Si riscosse dai suoi pensieri non appena vide la macchina della principessa avvicinarsi. Le andò incontro e la guardò, mentre, con la solita indifferenza, scendeva dall’auto.
-Come stai?- le chiese subito il ragazzo.
-Benissimo, non vedo come dovrei stare.- rispose lei acidamente.
-Catherine, smettila di trattarmi come se fossi un cretino. Ti conosco meglio di chiunque altro in questo posto e sai che a te ci tengo.-
-Non dire stronzate.- lo zittì.
-Sai che è la verità, non mi avresti chiesto di incontrarci altrimenti.- E in quel momento la principessa realizzò che Mike aveva ragione: lo reputava qualcuno di vicino, la cosa più simile al voler bene che conoscesse.
-E allora perché mi hai lasciata dicendomi di non poter stare con me? Ti facevo tanto schifo? Però non ti eri fatto scrupoli a scoparmi!- Nonostante tutto, però, era anche colui che era riuscito a farle più male.
-Lo sai il perché.- le disse.
-No, non lo so. Altrimenti non te lo direi.-
-Catherine, tu stavi con Jason. Volevi lui, non me. Era lui quello che presentavi a tutti come il tuo ragazzo, mentre io ero costretto a starmene nascosto. Era una situazione di merda… Ed ero geloso.- ammise il ragazzo.
-E te ne sei andato per questo?- domandò la principessa.
-Me ne sono andato perché non sopportavo più Rushwood e tutto quello che vivere qui comporta. Anche il tipo di relazione che avevamo.-
Per la prima volta da quando era bambina, Catherine si sentì in colpa. Non tanto per essere stata una delle cause della partenza di Mike, quanto per non essere riuscita a capire quanto lui ci tenesse a lei e per non aver visto tutto il male che era riuscita a creare. Lei amava Mike, lo aveva sempre amato, anche quando stava con Jason, anche quando affermava il contrario, anche quando lo allontanava in tutti i modi possibili. Ma non poteva dirglielo, lei era Catherine Hudson.

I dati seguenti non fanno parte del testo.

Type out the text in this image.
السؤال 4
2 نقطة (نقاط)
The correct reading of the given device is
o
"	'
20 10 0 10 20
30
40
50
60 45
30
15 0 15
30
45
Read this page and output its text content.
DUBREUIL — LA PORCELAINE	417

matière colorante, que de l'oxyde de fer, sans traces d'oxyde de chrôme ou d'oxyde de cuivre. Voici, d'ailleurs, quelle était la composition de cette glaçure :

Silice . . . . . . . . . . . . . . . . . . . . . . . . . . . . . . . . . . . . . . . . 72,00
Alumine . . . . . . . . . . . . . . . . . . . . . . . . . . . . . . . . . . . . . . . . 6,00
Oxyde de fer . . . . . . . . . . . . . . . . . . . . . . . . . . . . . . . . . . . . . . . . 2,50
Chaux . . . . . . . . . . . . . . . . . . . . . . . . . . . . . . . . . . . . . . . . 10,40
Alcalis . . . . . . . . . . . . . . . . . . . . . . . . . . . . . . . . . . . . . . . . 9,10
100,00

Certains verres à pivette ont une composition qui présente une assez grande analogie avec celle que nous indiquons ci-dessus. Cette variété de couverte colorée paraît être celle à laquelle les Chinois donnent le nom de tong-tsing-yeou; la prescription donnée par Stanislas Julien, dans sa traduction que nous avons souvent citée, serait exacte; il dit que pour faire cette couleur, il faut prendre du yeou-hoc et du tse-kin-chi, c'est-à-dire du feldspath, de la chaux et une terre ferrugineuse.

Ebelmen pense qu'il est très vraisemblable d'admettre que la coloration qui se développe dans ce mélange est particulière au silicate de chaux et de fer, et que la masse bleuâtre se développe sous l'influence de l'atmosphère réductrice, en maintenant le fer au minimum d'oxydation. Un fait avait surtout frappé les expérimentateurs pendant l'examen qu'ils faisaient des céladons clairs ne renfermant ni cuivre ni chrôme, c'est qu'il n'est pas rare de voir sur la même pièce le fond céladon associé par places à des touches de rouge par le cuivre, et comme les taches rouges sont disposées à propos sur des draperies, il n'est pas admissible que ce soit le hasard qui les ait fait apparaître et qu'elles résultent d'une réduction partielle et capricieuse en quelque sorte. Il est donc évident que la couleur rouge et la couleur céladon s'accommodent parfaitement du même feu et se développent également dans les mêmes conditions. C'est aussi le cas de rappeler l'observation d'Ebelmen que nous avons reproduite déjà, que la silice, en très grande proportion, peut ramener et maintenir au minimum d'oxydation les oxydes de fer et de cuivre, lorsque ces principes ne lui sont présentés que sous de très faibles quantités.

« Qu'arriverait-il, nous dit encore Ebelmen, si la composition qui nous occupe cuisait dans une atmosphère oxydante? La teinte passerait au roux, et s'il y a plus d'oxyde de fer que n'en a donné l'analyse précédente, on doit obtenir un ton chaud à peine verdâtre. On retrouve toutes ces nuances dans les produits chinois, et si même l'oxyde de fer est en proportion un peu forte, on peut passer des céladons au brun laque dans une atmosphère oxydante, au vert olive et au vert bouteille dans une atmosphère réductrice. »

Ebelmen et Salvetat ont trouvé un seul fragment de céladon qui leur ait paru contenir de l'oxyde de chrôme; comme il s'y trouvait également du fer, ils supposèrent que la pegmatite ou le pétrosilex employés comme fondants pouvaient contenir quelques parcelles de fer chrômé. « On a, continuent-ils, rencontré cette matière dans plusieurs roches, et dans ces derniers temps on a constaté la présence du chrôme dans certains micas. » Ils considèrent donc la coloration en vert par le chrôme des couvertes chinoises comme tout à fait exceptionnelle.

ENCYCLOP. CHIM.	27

Fece, quindi, l’unica cosa che le riusciva bene.
Si avvicinò al volto del ragazzo e lo prese tra le mani, poi lo baciò. Prima lentamente, quasi come se volesse renderlo cosciente di quello che sarebbe successo, poi, quando lui arpionò i suoi fianchi con le mani, il bacio si fece più profondo. Le loro lingue giocavano, si rincorrevano, tornavano a cercarsi dopo un anno. Catherine infilò le mani tra i capelli di Mike e lo tirò più vicino, mentre lui la prendeva in braccio per poggiarla a sedere sull’auto.
Nessuno dei due si chiese fino a dove si sarebbero spinti, in fondo non importava. O, forse, erano sicuri di non volersi fermare. Non più, almeno.
Erano distanti per un anno, una catastrofe era alle porte e le loro vite stavano per cambiare radicalmente, cosa avrebbe potuto impedirgli di amarsi?
Cosa avrebbe potuto impedirgli di amarsi, se non un disastro?